I've tried to think of the closed set definitions, but I don't know how I'm supposed to apply them to an open set. Also was thinking of doing an antithesis ($\mathbb{R^n} \setminus A$ closed).
Here open set is a set that contains only interior points.
A closed set is a set that contains all its boundary points.
Interior and boundary points are displayed using the Ball definition.
(e.g. $x$ is an interior point of $A$ if $\exists r>0$ s.t. $B(x,r)\subset A$)
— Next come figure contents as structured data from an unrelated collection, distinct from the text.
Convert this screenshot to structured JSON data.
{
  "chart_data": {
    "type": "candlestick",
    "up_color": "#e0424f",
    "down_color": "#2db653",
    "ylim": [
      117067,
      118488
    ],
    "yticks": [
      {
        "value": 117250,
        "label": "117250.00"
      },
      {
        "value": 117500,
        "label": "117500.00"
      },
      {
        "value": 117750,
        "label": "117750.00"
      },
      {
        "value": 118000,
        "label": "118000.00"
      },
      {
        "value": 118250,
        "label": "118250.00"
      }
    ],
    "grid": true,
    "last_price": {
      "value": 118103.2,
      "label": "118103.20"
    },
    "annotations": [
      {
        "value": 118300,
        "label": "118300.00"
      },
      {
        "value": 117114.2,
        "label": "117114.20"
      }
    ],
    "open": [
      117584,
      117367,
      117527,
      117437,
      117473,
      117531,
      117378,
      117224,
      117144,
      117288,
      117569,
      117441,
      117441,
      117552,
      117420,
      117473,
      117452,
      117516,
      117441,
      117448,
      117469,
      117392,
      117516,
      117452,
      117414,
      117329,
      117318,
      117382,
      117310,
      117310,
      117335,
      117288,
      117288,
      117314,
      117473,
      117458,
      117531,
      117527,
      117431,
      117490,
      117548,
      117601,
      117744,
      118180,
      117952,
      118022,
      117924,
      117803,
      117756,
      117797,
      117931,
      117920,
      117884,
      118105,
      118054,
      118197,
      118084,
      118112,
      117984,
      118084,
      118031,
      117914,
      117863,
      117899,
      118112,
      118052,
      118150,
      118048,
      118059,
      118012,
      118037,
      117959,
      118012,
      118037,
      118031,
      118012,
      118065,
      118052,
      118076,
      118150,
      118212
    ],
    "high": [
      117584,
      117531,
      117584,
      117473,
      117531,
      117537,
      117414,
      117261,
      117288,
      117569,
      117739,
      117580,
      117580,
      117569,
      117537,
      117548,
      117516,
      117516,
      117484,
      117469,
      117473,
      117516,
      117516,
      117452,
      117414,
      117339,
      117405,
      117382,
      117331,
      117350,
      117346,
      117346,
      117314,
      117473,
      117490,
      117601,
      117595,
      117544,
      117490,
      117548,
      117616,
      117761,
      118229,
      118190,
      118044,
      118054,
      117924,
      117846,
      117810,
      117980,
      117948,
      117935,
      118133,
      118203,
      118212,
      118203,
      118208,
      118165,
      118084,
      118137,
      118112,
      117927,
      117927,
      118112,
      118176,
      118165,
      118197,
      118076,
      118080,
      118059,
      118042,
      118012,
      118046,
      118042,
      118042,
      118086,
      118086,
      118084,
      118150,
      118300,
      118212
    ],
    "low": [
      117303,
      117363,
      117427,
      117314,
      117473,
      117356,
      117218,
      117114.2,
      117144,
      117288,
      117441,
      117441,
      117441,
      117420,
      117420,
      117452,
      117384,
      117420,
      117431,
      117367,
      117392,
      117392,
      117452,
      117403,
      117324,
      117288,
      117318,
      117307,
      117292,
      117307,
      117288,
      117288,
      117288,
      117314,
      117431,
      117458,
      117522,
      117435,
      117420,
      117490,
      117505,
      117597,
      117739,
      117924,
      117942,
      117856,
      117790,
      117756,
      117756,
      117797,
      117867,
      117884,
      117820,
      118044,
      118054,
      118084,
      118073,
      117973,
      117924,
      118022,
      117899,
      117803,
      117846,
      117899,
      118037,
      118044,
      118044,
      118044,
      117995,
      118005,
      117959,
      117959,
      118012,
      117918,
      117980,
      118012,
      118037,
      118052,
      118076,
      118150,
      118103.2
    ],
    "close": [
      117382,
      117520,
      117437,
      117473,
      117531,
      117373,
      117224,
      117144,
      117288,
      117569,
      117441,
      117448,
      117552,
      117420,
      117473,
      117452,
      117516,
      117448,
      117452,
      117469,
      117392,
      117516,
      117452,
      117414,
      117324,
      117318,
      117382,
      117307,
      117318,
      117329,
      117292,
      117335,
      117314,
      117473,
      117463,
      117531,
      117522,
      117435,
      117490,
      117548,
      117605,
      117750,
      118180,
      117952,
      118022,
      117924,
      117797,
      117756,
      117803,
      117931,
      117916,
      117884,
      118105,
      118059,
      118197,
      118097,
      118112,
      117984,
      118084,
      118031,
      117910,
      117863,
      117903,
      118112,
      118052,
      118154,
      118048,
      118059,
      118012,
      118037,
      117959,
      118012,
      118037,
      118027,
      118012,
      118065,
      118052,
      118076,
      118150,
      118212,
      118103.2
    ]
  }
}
A closed set A has the equivalence theorem for closedness stating that one can construct a vector sequence $(x_k)_{k=1}^{\infty}$, $x_k \in A$ $\forall k$, for which $\lim_{k\rightarrow \infty}x_k=x$ and $x \in A$.
Best Answer
Assume $A$ is closed and let $x\in \mathbb{R}^n\backslash{A}$ arbitrary. We are looking for an $r>0$ such that $B(x,r)\subset \mathbb{R}^n\backslash{A}$, thus proving $\mathbb{R}^n\backslash{A}$ is open.
Since $A$ is closed, $x$ is not a limit point of $A$. So there is an $\epsilon>0$ such that $\mathrm{d}(x,y)>\epsilon$ for all $y\in A$. Take $r=\epsilon$ et voila.